Along with compliance gaps, the regulator also pointed to flaws in technology systems and risk management practices. Notably, payments banks rely heavily on digital infrastructure, and any weakness in monitoring transactions and safeguarding data can have wide implications. The RBI found that the bank’s systems were not strong enough to meet regulatory standards and that internal controls were insufficient to prevent and detect irregular activities on time.

This action did not come without warning. Regulatory intervention in the bank’s operations dates back several years. Since around 2018, the RBI has placed restrictions on certain activities, including onboarding new customers. In 2022, the bank was directed to stop adding fresh customers altogether. More recently, in 2024, the central bank imposed stricter measures, including a ban on accepting fresh deposits and restrictions on services like wallet top-ups and FASTag recharges.

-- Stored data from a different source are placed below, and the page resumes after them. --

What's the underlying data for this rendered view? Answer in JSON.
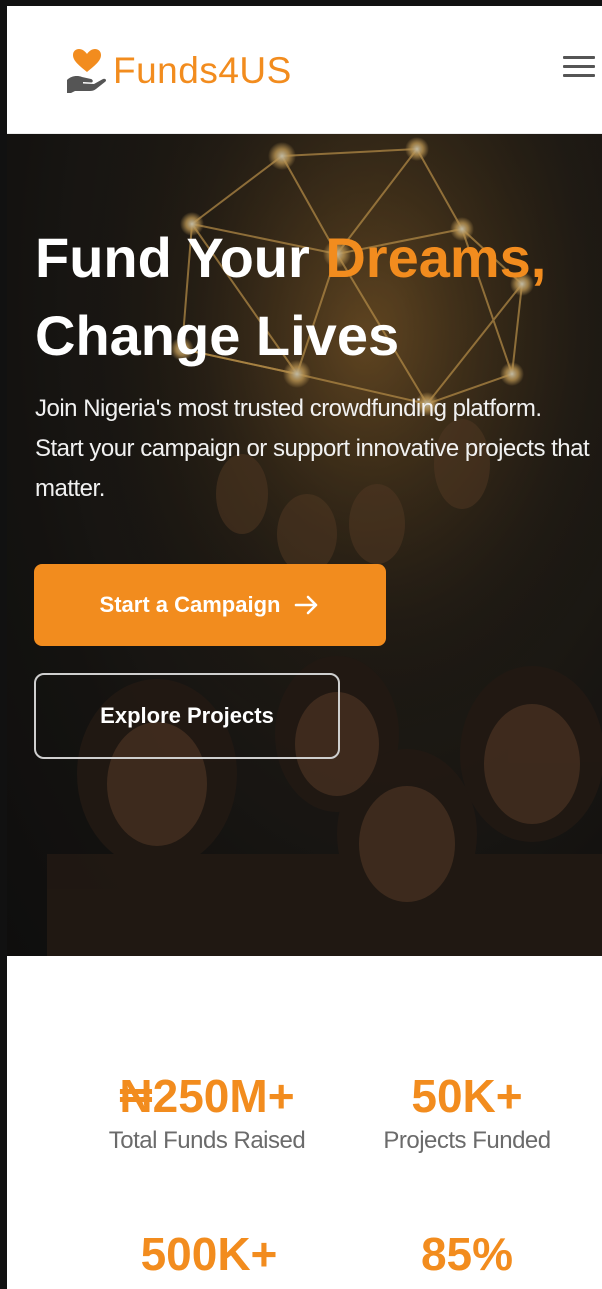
{
  "header": {
    "brand": "Funds4US",
    "logo_icon": "heart-hand-icon",
    "menu_icon": "hamburger-menu-icon",
    "brand_color": "#f28c1e"
  },
  "hero": {
    "title_part1": "Fund Your ",
    "title_accent": "Dreams,",
    "title_line2": "Change Lives",
    "description": "Join Nigeria's most trusted crowdfunding platform. Start your campaign or support innovative projects that matter.",
    "primary_button": "Start a Campaign",
    "primary_icon": "arrow-right-icon",
    "secondary_button": "Explore Projects"
  },
  "stats": [
    {
      "value": "₦250M+",
      "label": "Total Funds Raised"
    },
    {
      "value": "50K+",
      "label": "Projects Funded"
    },
    {
      "value": "500K+",
      "label": ""
    },
    {
      "value": "85%",
      "label": ""
    }
  ]
}
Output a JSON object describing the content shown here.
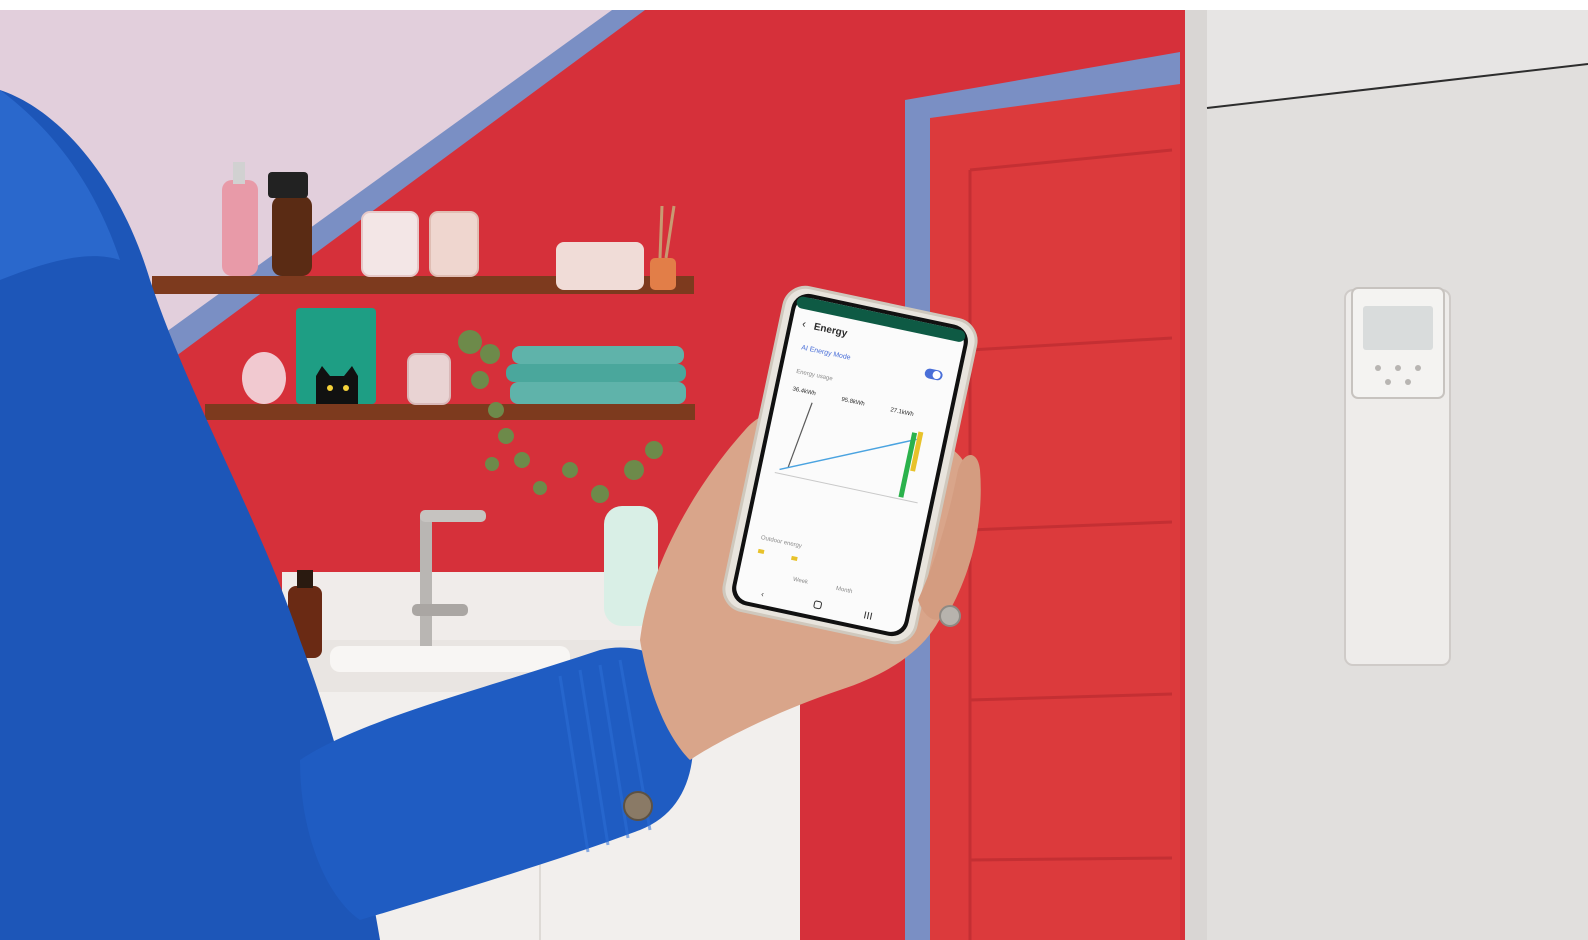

At the time of the licence cancellation, the bank held deposits estimated at around ₹1,395 crore. The RBI has indicated that the institution has sufficient liquidity to repay its depositors, and customers will be able to withdraw or transfer their funds during the wind-down process. However, no new transactions or services will be allowed, effectively ending its role as a functioning bank. For users, the immediate impact is operational rather than financial. Digital payment services linked to the broader Paytm ecosystem are expected to continue through partnerships with other banks, as the parent company restructures its operations to comply with regulatory requirements.

The parent firm, One97 Communications, has stated that the payments bank operates as a separate entity and that its core fintech business will continue. But the loss of its banking arm means a strategic shift, as Paytm will now depend entirely on partner banks to support services like UPI settlements, merchant payments, and wallet operations.